1.患者が集まる中心的な柱となる専門診療科目を有する、社会から評価される病院となることを目指します。

2.患者ファーストの医療サービスを提供する病院となることを目指します。

3.実地臨床と基礎研究の連携に基づく高度な医学上の知識と技術を創造、蓄積、継承して行く病院となることを目指します。

 具体的には、患者さんの性別や年齢にかかわらず、悩みや未来を「患者ファースト」の医療でサポートします。多様な疾患を有する患者さんが、迷わずに的確な診療科を受診でき、個々の患者さんに寄り添った最適な治療を受けられることを目指します。「患者ファースト」の要件は、医師や看護師、診療技術部などの全職員が、患者さんの立場に立った心温まる医療を実践することであり、患者さんとご家族から「この病院を選んで良かった」と思っていただけることを目指します。全職員の協力・連携を通じて「患者ファースト」の医療を追及・実践し、患者さんが集まる病院となること、その結果、職員も満足し誇れる病院となること、さらに病院と研究所とのコラボレーションにより、高度な医学的知見を有した社会から評価される病院となることを目指します。

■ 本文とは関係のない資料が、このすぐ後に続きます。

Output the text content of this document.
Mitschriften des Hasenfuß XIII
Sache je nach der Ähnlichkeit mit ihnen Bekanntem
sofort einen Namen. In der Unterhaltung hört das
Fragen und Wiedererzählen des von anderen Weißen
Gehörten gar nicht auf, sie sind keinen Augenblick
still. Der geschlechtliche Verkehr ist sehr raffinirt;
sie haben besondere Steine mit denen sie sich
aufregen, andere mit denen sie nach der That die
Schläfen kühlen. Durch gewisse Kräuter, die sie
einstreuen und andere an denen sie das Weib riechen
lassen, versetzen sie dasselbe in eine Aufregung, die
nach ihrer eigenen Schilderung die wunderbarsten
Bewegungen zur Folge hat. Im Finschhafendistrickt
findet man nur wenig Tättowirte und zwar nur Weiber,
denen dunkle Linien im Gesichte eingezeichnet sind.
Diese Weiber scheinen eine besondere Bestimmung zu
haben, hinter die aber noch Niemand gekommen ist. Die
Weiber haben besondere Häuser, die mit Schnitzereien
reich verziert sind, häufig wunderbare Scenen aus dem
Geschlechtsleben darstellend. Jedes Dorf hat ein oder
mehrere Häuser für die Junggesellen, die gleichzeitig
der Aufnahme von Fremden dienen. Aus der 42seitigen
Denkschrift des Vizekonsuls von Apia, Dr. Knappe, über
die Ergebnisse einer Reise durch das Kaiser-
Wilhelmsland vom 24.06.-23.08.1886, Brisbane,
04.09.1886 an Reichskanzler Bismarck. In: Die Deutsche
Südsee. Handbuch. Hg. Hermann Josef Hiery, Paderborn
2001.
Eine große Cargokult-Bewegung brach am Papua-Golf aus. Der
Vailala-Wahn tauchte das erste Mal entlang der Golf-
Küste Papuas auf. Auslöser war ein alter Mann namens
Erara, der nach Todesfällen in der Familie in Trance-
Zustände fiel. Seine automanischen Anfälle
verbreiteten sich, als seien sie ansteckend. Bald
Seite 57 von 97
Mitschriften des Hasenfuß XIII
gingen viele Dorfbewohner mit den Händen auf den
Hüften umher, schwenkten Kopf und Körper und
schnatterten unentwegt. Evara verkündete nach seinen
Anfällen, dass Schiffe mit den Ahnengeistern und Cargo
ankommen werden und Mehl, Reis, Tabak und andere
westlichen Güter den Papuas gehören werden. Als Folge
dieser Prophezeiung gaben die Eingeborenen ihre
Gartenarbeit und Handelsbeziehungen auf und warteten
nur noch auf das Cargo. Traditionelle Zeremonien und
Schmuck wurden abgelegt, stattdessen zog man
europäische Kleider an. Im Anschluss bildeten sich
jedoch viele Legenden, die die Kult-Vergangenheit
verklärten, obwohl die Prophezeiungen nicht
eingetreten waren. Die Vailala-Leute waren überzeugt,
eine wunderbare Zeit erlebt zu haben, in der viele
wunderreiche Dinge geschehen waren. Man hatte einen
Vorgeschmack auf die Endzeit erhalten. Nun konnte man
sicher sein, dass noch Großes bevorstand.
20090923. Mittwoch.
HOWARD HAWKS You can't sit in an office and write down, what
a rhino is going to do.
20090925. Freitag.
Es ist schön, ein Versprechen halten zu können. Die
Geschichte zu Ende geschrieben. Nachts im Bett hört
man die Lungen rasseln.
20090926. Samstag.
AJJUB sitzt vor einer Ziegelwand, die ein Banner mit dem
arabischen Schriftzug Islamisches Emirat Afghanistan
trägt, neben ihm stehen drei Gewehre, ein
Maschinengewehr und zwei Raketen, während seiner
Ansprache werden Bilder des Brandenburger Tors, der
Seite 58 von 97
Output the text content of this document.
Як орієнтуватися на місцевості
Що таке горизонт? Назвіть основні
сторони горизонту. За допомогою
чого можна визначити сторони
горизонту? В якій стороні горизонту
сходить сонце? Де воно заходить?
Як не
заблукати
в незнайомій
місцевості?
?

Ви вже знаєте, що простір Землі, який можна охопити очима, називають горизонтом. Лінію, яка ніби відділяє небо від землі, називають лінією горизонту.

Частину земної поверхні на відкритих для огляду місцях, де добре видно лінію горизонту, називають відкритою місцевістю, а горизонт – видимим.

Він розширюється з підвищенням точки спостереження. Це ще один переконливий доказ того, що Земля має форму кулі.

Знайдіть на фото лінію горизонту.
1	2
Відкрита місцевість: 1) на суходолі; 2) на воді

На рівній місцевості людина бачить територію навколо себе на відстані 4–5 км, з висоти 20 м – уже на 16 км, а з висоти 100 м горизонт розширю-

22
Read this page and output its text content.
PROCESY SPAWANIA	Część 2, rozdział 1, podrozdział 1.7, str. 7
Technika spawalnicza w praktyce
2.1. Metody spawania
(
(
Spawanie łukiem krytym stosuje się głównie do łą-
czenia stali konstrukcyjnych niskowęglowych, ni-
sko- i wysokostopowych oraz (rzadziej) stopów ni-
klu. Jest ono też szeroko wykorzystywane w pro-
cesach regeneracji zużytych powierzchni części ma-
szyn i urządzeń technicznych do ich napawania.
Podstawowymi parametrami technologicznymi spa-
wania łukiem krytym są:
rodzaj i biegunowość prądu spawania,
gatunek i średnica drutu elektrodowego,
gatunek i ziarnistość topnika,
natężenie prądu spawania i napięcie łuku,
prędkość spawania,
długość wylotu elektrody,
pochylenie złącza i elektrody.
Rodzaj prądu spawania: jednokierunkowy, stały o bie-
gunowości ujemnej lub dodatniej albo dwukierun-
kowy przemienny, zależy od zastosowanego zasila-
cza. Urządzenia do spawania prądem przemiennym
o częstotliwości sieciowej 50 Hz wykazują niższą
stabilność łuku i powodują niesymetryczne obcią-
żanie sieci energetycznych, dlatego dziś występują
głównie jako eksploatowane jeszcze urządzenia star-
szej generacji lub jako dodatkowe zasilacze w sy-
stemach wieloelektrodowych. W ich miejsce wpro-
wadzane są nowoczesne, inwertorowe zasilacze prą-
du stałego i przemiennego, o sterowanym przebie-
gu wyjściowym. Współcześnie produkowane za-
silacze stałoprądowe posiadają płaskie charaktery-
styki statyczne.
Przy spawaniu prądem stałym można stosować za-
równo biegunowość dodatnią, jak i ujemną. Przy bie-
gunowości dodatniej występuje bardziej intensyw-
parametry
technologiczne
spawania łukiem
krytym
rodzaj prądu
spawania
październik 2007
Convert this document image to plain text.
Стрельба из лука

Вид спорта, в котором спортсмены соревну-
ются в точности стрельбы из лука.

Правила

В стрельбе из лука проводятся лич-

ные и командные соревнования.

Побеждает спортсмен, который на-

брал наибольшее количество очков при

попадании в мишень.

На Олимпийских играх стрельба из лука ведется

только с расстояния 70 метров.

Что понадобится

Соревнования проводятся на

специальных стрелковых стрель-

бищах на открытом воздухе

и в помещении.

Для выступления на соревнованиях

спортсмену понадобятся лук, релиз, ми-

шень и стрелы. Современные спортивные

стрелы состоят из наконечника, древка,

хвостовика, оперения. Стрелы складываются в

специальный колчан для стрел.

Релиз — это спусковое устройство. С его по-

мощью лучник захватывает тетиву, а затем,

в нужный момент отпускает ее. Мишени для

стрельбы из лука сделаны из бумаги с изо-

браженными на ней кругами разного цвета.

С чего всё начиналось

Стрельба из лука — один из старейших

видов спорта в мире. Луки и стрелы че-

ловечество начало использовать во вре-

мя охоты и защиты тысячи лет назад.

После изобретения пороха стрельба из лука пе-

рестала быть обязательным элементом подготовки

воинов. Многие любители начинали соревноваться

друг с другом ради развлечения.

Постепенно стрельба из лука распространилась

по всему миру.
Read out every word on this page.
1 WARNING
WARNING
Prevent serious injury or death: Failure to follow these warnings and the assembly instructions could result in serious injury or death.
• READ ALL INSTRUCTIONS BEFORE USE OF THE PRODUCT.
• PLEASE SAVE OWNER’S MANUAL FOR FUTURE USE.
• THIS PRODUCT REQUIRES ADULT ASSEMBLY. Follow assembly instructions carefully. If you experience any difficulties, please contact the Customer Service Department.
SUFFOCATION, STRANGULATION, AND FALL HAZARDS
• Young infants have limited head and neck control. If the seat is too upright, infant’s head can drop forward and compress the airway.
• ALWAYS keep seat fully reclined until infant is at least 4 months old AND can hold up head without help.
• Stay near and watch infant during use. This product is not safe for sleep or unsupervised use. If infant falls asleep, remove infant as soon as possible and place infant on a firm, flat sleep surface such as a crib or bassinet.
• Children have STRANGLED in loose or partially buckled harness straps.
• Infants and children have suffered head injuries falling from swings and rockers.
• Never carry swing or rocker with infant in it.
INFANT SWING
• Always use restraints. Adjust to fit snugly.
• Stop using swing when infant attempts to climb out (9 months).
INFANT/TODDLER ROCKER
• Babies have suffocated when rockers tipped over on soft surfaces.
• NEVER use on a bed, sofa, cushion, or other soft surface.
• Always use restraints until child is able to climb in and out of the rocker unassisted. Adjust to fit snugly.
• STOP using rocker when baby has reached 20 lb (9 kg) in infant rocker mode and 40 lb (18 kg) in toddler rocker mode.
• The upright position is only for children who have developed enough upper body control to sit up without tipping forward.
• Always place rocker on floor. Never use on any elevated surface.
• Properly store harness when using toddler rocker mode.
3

 2023年度は、ブレストセンターとの合併によるレディースセンターの拡大と再構築、手術室の増設と外科系手術、特に内視鏡手術の増加、プライマリーケアを重視した内科系診療部門の再構築、緩和ケアの拡充を含めた病棟再編など、患者さんに寄り添った良質な医療の提供を目指し多数の施策を検討して参ります。さらに地域医療のニーズに合わせ最適な診療体制を構築し、近隣の大学病院や、神田医師会をはじめとする近隣の医師会に所属する地域中核病院・診療所との連携を強力に推進します。また、病院管理においても、医療安全、感染対策、地域医療、組織運営、財務管理、企画戦略の6つの視点から、杏雲堂病院の維持発展のために最善を尽くしたいと考えております。どうぞよろしくお願い申し上げます。